IV. ARRESTATION ET DETENTION DE REPRESENTANTS
25. Dans un certain nombre de zones d'opérations, la pratique qui consiste à arrêter et à détenir des membres du personnel se perpétue. Il est parfois impossible de communiquer avec ces personnes pendant des périodes plus ou moins longues. Dans un cas précis, il n'est toujours pas possible de rendre visite à l'intéressé bien qu'il soit détenu depuis le 18 avril 1998 sans être inculpé. En fait, le HCR a été informé le 25 avril 1998 que l'employé en question avait été blanchi de « toute allégation » et serait mis en liberté prochainement. A ce jour, malgré les assurances données à plusieurs reprises concernant sa libération imminente et des interventions au plus haut niveau, il est toujours en détention.

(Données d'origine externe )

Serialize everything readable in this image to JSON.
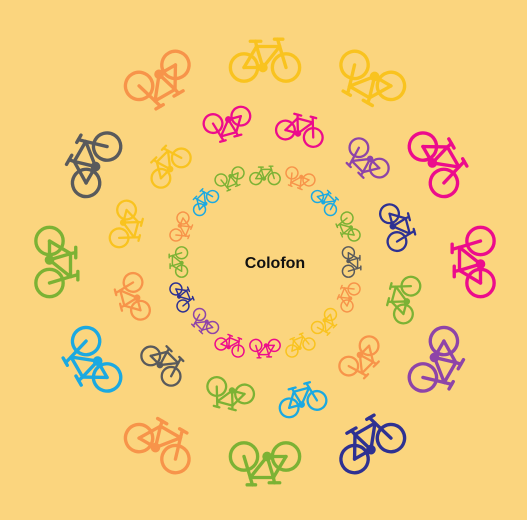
{
  "center_label": "Colofon"
}
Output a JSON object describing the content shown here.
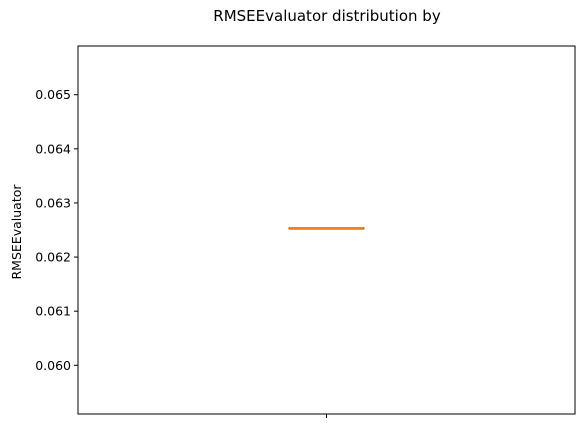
{
  "chart_data": {
    "type": "box",
    "title": "RMSEEvaluator distribution by",
    "xlabel": "",
    "ylabel": "RMSEEvaluator",
    "categories": [
      ""
    ],
    "boxes": [
      {
        "min": 0.06253,
        "q1": 0.06253,
        "median": 0.06253,
        "q3": 0.06253,
        "max": 0.06253
      }
    ],
    "ylim": [
      0.0591,
      0.0659
    ],
    "yticks": [
      0.06,
      0.061,
      0.062,
      0.063,
      0.064,
      0.065
    ],
    "ytick_labels": [
      "0.060",
      "0.061",
      "0.062",
      "0.063",
      "0.064",
      "0.065"
    ],
    "grid": false,
    "colors": {
      "box": "#000000",
      "median": "#ff7f0e",
      "axes": "#000000"
    }
  }
}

26. Le CAC a examiné les aspects juridiques de la sûreté du personnel et a porté la question devant les conseillers juridiques du système des Nations Unies. Ces derniers se sont réunis à Washington en janvier 1998. Le CAC a fait siennes les conclusions auxquelles ils sont parvenus et les a priés de continuer à examiner le lien entre sûreté des membres du personnel et protection juridique au titre des différents instruments relatifs aux privilèges et immunités.

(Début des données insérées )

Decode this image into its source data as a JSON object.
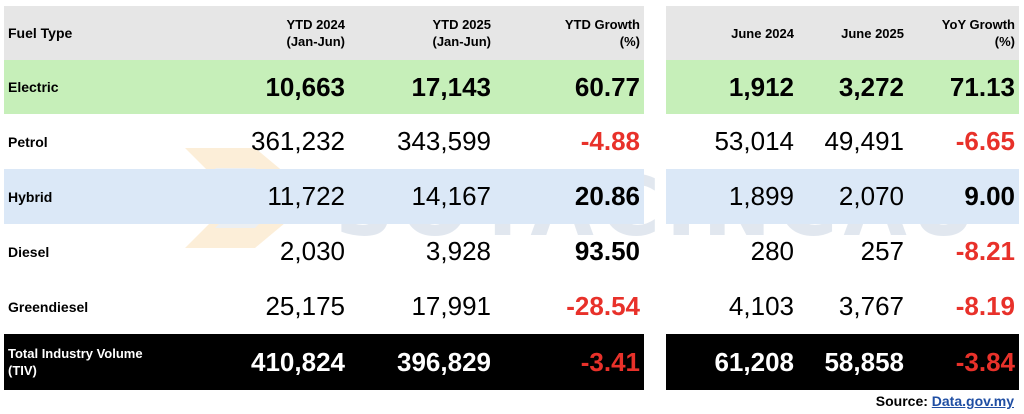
{
  "header": {
    "fuel_type": "Fuel Type",
    "ytd_2024_line1": "YTD 2024",
    "ytd_2024_line2": "(Jan-Jun)",
    "ytd_2025_line1": "YTD 2025",
    "ytd_2025_line2": "(Jan-Jun)",
    "ytd_growth_line1": "YTD Growth",
    "ytd_growth_line2": "(%)",
    "june_2024": "June 2024",
    "june_2025": "June 2025",
    "yoy_growth_line1": "YoY Growth",
    "yoy_growth_line2": "(%)"
  },
  "rows": [
    {
      "fuel": "Electric",
      "ytd_2024": "10,663",
      "ytd_2025": "17,143",
      "ytd_growth": "60.77",
      "june_2024": "1,912",
      "june_2025": "3,272",
      "yoy_growth": "71.13"
    },
    {
      "fuel": "Petrol",
      "ytd_2024": "361,232",
      "ytd_2025": "343,599",
      "ytd_growth": "-4.88",
      "june_2024": "53,014",
      "june_2025": "49,491",
      "yoy_growth": "-6.65"
    },
    {
      "fuel": "Hybrid",
      "ytd_2024": "11,722",
      "ytd_2025": "14,167",
      "ytd_growth": "20.86",
      "june_2024": "1,899",
      "june_2025": "2,070",
      "yoy_growth": "9.00"
    },
    {
      "fuel": "Diesel",
      "ytd_2024": "2,030",
      "ytd_2025": "3,928",
      "ytd_growth": "93.50",
      "june_2024": "280",
      "june_2025": "257",
      "yoy_growth": "-8.21"
    },
    {
      "fuel": "Greendiesel",
      "ytd_2024": "25,175",
      "ytd_2025": "17,991",
      "ytd_growth": "-28.54",
      "june_2024": "4,103",
      "june_2025": "3,767",
      "yoy_growth": "-8.19"
    }
  ],
  "total": {
    "label_line1": "Total Industry Volume",
    "label_line2": "(TIV)",
    "ytd_2024": "410,824",
    "ytd_2025": "396,829",
    "ytd_growth": "-3.41",
    "june_2024": "61,208",
    "june_2025": "58,858",
    "yoy_growth": "-3.84"
  },
  "watermark": "SOYACINCAU",
  "source": {
    "label": "Source:",
    "link": "Data.gov.my"
  },
  "colors": {
    "electric_row": "#c6efb9",
    "hybrid_row": "#dbe8f7",
    "header_bg": "#e6e6e6",
    "negative": "#e8312a",
    "total_row": "#000000"
  }
}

V. SECURITE ET SURETE DU PERSONNEL DANS LE FUTUR
27. Lorsqu'on examine les conditions de sécurité et de sûreté dans les zones d'opérations du HCR, en particulier dans les zones très exposées comme celles où est appliquée la politique d'assurance contre les actes de malveillance, il n'y a apparemment guère de raisons d'espérer une amélioration rapide de la situation sur le terrain.
28. Dans un grand nombre de lieux, le personnel des organisations humanitaires travaille dans des circonstances et des conditions dans lesquelles les responsables de l'armée ou de la police hésiteraient à déployer des effectifs. Le courage dont les membres du personnel humanitaire font preuve sans relâche n'est plus à démontrer. Ils n'abandonnent que très rarement leur poste, et uniquement lorsque les conditions sur le terrain sont devenues absolument intolérables. Si l'on veut garantir dans toute la mesure du possible la sécurité de ces personnes courageuses, il faut utiliser pleinement et sans attendre tous les moyens susceptibles d'y contribuer : allocation de fonds, application des instruments juridiques, activités de formation, mise à disposition de tous les équipements nécessaires, activités de sensibilisation à tous les niveaux, mise au point et application de techniques de maîtrise des tensions, augmentation des niveaux d'effectifs, amélioration de la coopération interorganisations, etc.
29. Le Bureau du Coordonnateur des Nations Unies pour les mesures de sécurité a toujours fait montre des qualités d'encadrement et de professionnalisme nécessaires pour gérer les nombreuses crises qui ont éclaté dans le passé. Il convient de saluer son taux de réussite, qui est exceptionnel. Le HCR considère qu'il est capital de renforcer son rôle pour assurer dans le futur la sécurité et la sûreté du personnel des Nations Unies. Les compétences et la capacité de coordination dudit Bureau, l'utilisation optimale des moyens mentionnés précédemment et la mise au point d'un ensemble de normes opérationnelles minima en matière de sécurité devraient permettre de gérer efficacement les risques inhérents à l'octroi d'une aide humanitaire.